Le Roi cependant voulait sa mort. Colbert, le principal Ministre de Louis XIV, avec lui. Au terme d’un procès fleuve de presque 4 ans, à 13 juges contre 9, Fouquet est finalement “seulement” condamné à la confiscation de ses biens et au bannissement hors du Royaume. Pour qu’il ne se réfugie pas dans une cour ennemie, le Roi use de son droit de grâce pour commuer la peine en un emprisonnement à vie en la forteresse de Pignerol. Fouquet y mourra en 1680.
Les jurés ayant voté pour le bannissement de Nicolas Fouquet
- Olivier Lefèvre d’Ormesson, rapporteur
- Raffelin de Rocquesante
- Nicolas de la Toison
- François de la Baume
- Mesneau
- Verdier
- Pierre de Catinat
- Le Feron
- De Moussy
- Paul de Brilhac
- Renard
- Besnard de Rèzé
- Louis de Pontchartrain
Jurés ayant voté pour la mort de Nicolas Fouquet
- Le cornier de Sainte-Hélène, rapporteur
- Henri Pressort
- Cuissote Gisaucourt
- Ferniol
- Nogues
- Ayrault
- Pierre Poncet
- Voisin
- Pierre Séguier, chancelier, président de la Cour
Dans ce procès éminemment politique, c’est à Olivier III d’Ormesson, Rapporteur du procès, que l’on attribue la clémence de la Chambre de justice. Beaucoup considèrent qu’il a posé lors du procès Fouquet le premier acte d’indépendance de la justice face au pouvoir. Il aurait donc eu une influence décisive sur l’histoire des institutions.
Qui est Olivier III d’Ormesson ?

La famille Lefèvre entame son ascension sociale au XVIe siècle, au service des puissants Montmorency, dont ils sont les « commensaux », c’est-à-dire qu’ils gèrent leurs affaires. Les Ormesson s’acquittent de ces fonctions avec suffisamment de talents pour leur permettre d’acquérir des charges et d’intégrer la « Noblesse de Robe ».

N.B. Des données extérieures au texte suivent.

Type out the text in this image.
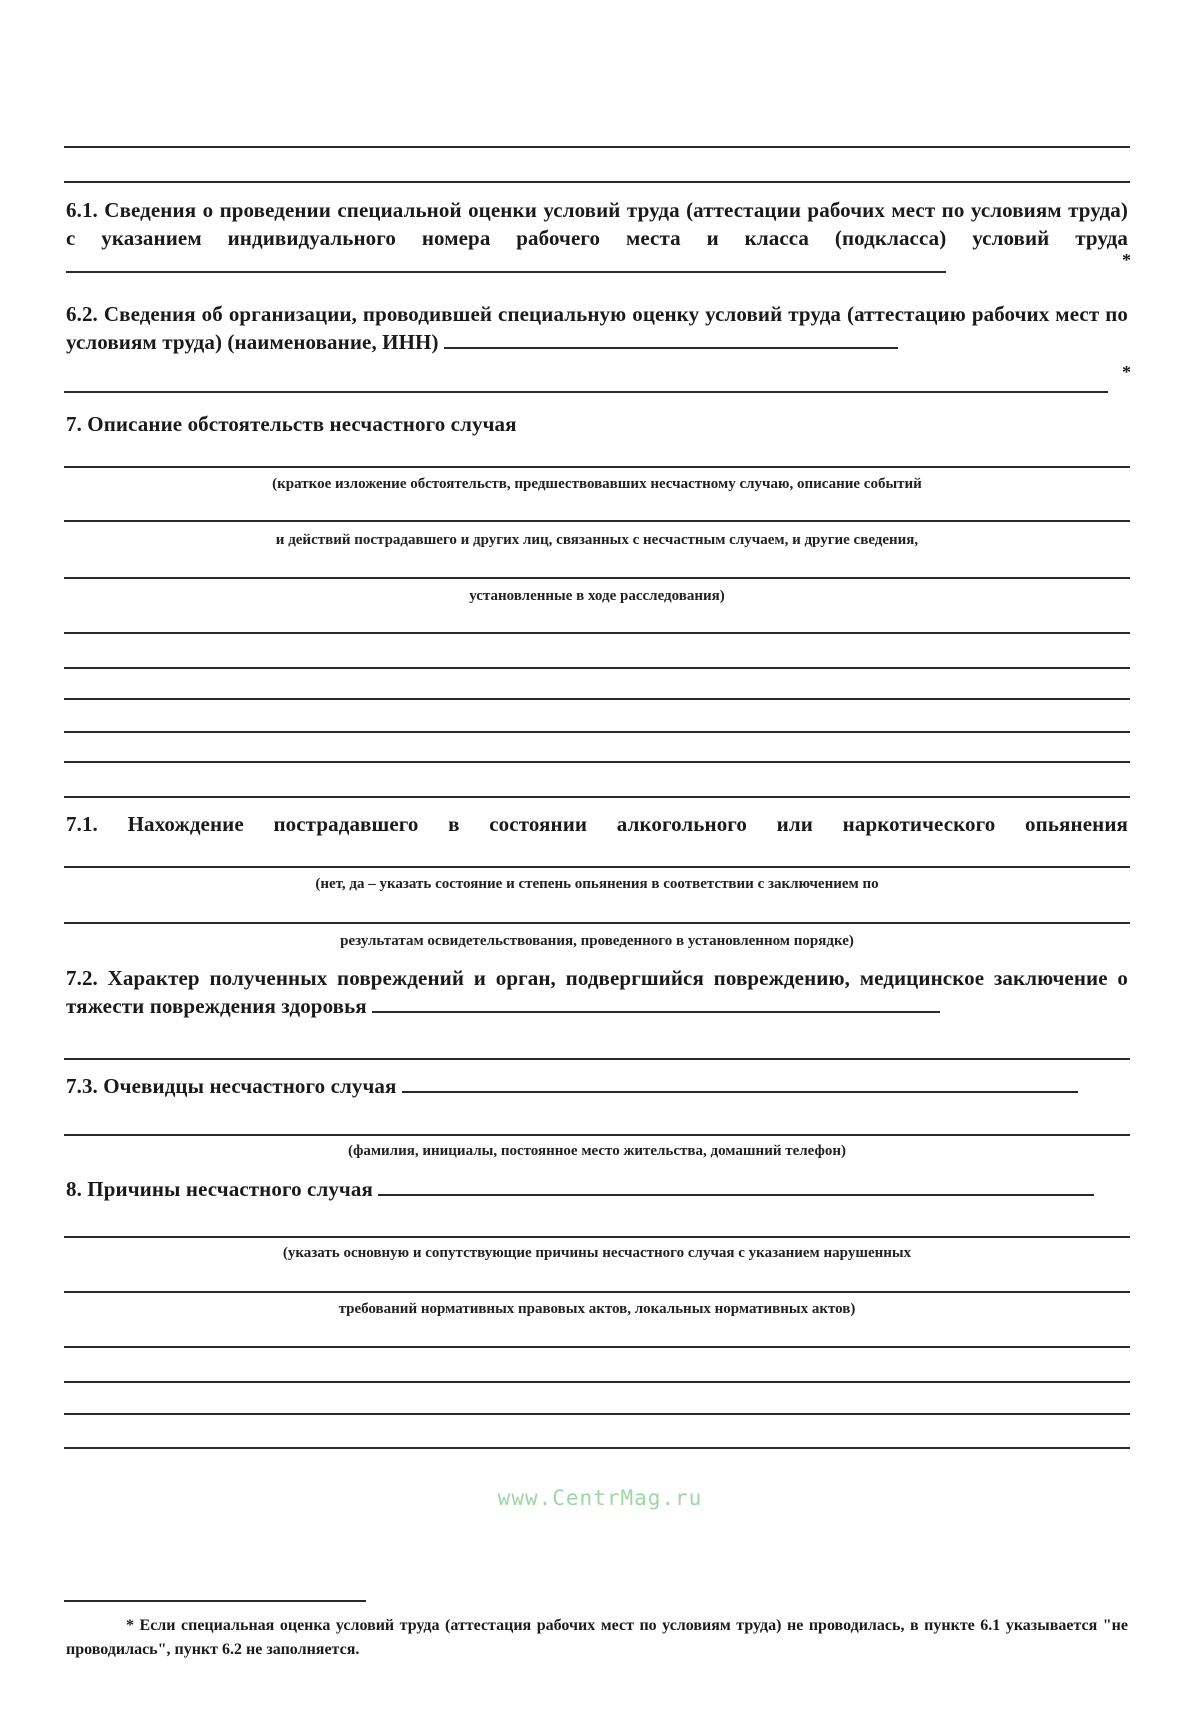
6.1. Сведения о проведении специальной оценки условий труда (аттестации рабочих мест по условиям труда) с указанием индивидуального номера рабочего места и класса (подкласса) условий труда
*
6.2. Сведения об организации, проводившей специальную оценку условий труда (аттестацию рабочих мест по условиям труда) (наименование, ИНН)
*
7. Описание обстоятельств несчастного случая
(краткое изложение обстоятельств, предшествовавших несчастному случаю, описание событий
и действий пострадавшего и других лиц, связанных с несчастным случаем, и другие сведения,
установленные в ходе расследования)
7.1. Нахождение пострадавшего в состоянии алкогольного или наркотического опьянения
(нет, да – указать состояние и степень опьянения в соответствии с заключением по
результатам освидетельствования, проведенного в установленном порядке)
7.2. Характер полученных повреждений и орган, подвергшийся повреждению, медицинское заключение о тяжести повреждения здоровья
7.3. Очевидцы несчастного случая
(фамилия, инициалы, постоянное место жительства, домашний телефон)
8. Причины несчастного случая
(указать основную и сопутствующие причины несчастного случая с указанием нарушенных
требований нормативных правовых актов, локальных нормативных актов)
www.CentrMag.ru
* Если специальная оценка условий труда (аттестация рабочих мест по условиям труда) не проводилась, в пункте 6.1 указывается "не проводилась", пункт 6.2 не заполняется.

Olivier III d’Ormesson nait le 28 décembre 1616, il est le fils d’André Lefèvre d’Ormesson, Conseiller d’État. À 20 ans, il est reçu conseiller au Parlement de Paris. Sept ans plus tard, en 1643, il achète une charge de Maître des Requêtes.

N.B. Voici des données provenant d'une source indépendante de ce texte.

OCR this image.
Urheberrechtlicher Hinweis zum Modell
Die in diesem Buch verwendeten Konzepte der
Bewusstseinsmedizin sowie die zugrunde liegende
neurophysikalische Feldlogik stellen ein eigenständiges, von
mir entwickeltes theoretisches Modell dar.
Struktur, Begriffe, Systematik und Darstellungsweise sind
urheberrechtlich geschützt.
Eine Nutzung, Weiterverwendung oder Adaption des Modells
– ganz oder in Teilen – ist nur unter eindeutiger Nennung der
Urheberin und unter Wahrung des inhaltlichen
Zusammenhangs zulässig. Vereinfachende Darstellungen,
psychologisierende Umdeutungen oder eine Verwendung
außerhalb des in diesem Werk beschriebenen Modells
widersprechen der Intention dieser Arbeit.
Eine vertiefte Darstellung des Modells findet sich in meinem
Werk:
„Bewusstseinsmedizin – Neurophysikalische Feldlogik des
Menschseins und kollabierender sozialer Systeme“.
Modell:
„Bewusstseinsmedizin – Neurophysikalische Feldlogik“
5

(Ndlr : Les maîtres des requêtes étaient rapporteurs au conseil d’État, juges souverains des officiers de la maison du roi. Ils siégeaient au parlement immédiatement après les présidents, et étaient envoyés dans les provinces comme intendants de justice, police et finances. )
En janvier 1650, Olivier d’Ormesson est adjoint à Nicolas Fouquet pour exercer les fonctions d’intendant dans la Généralité de Paris. Plus tard, il est nommé intendant de justice, police et finances en Picardie, puis en Soissonais. Institués par Richelieu pour être les agents directs et permanents de la puissance centrale, les intendants avaient plusieurs missions : rendre justice, répartir les impôts et en surveiller la perception, mais aussi administrer les travaux, les hôpitaux, le commerce.
En 1661, Louis XIV le nomme membre de la chambre de justice chargée d’instruire le procès de Fouquet, puis par la suite rapporteur du procès.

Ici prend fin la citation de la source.